Lawyers weigh in on conflict of interest dispute at contentious Southwick Selectmen meeting

SOUTHWICK – Nearly three dozen people – mostly town employees – listened and spoke out during the Board of Selectmen meeting where conflicts of interest were discussed.
Town Counsel Kenneth Albano of Bacon and Wilson, and Attorney Demitrios Moschos of Mirick and O’Connell, met with the board to offer advice on how it can conduct business because of Selectwoman Tracy Cesan’s dual role on the board and as a town employee.
During public comment several residents spoke out, with some expressing anger at the situation.
“I don’t think we’d be here tonight if you two had accepted her from the beginning,” resident Jack Sinico said to selectmen Arthur Pinell and Russell Fox. “That’s the problem.”
“Your buddy was gone and you got stuck with her. I don’t think it’s her as much as it is you, sir,” he said to Pinell. “You’re going to be gone, count your days.”
Another resident, William Malone, addressed Pinell’s earlier statement that the purpose of the meeting was to simplify the situation.
“You emphasized simplifying the process and it seems to me you are doing everything to complicate it,” said Malone. “It seems to me people on this board have extended contracts and put raises into place – you don’t see the conflict in that?”
Victoria Hickey, a town employee, praised Pinell for his handling of the situation.
“I just want to commend the chairman Art Pinell for trying to keep order for this Board of Selectmen’s meeting as with previous meetings,” said Hickey. “It has been a bit of a challenge and your patience has not gone unnoticed. Thank you.”
Cesan’s own attorney, Timothy Ryan, was not allowed to participate in the meeting but spoke during public comment and said not allowing his participation was a violation of the first amendment.
One of the issues discussed during the meeting was setting a protocol for members of the board when dealing with department heads. It was suggested by Moschos that the board as a whole should give permission to address individual employees. Ryan said that was not practical.

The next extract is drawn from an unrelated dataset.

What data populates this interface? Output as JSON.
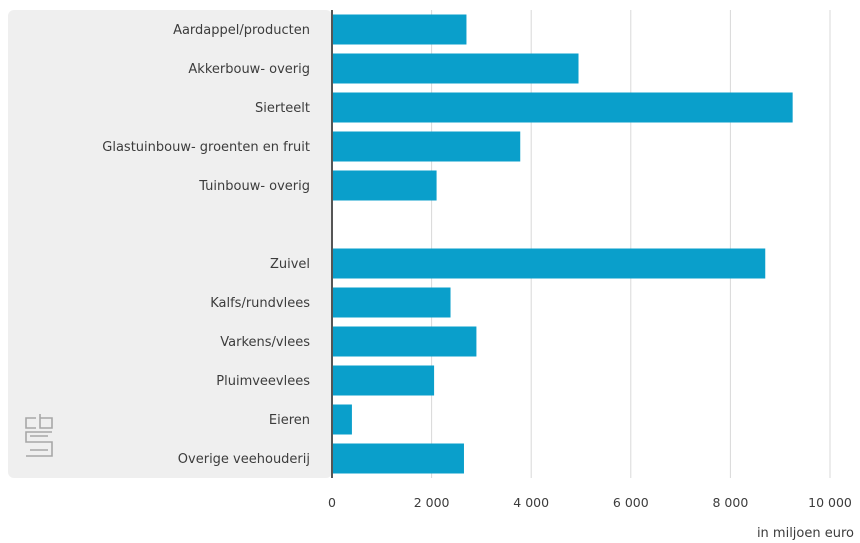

“I am here as an attorney and I spent 10 years as a Springfield city councilor,” said Ryan. “The protocol you’re talking about is impractical. It’s an attempt to stifle an elected member to get real time information.”
Cesan said she was “not going to get railroaded into not governing.”
Cesan’s husband Paul asked a series of questions, including what is the table of organization of the town and why the board doesn’t use those organizational protocols.
Pinell admitted the board had become lax over the last few years when it came to following those protocols.
He also asked Albano if the state ethics commission could override protocols put in place, and opinions of town counsel, and if so, why didn’t the board go to the commission rather than pay Moschos as an additional town counsel at a cost of $180 per hour.
Albano said the commission could override a decision if it did not agree with it. He also said it “is not uncommon” for the commission to send a request back to a town to seek an opinion of its counsel.
References were made to a “claim” Cesan has against the town. Albano said because it was filed by Cesan as an employee prior to her election, he felt it could create a conflict because he counsels the board and Chief Administrative Officer Karl Stinehart. Because Stinehart is Cesan’s boss by day, but Cesan is Stinehart’s boss by night, Albano believed there could be a conflict and therefore the town hired Moschos mainly to represent Stinehart.
Cesan stressed that she is not suing the town. She said the word claim was used, but that is not accurate. She filed a complaint.
“I do not want people to think I have a lawsuit against the town.  I do not,” Cesan said. “I’m only fighting for my constitutional rights to govern and work in an environment free of hostility.”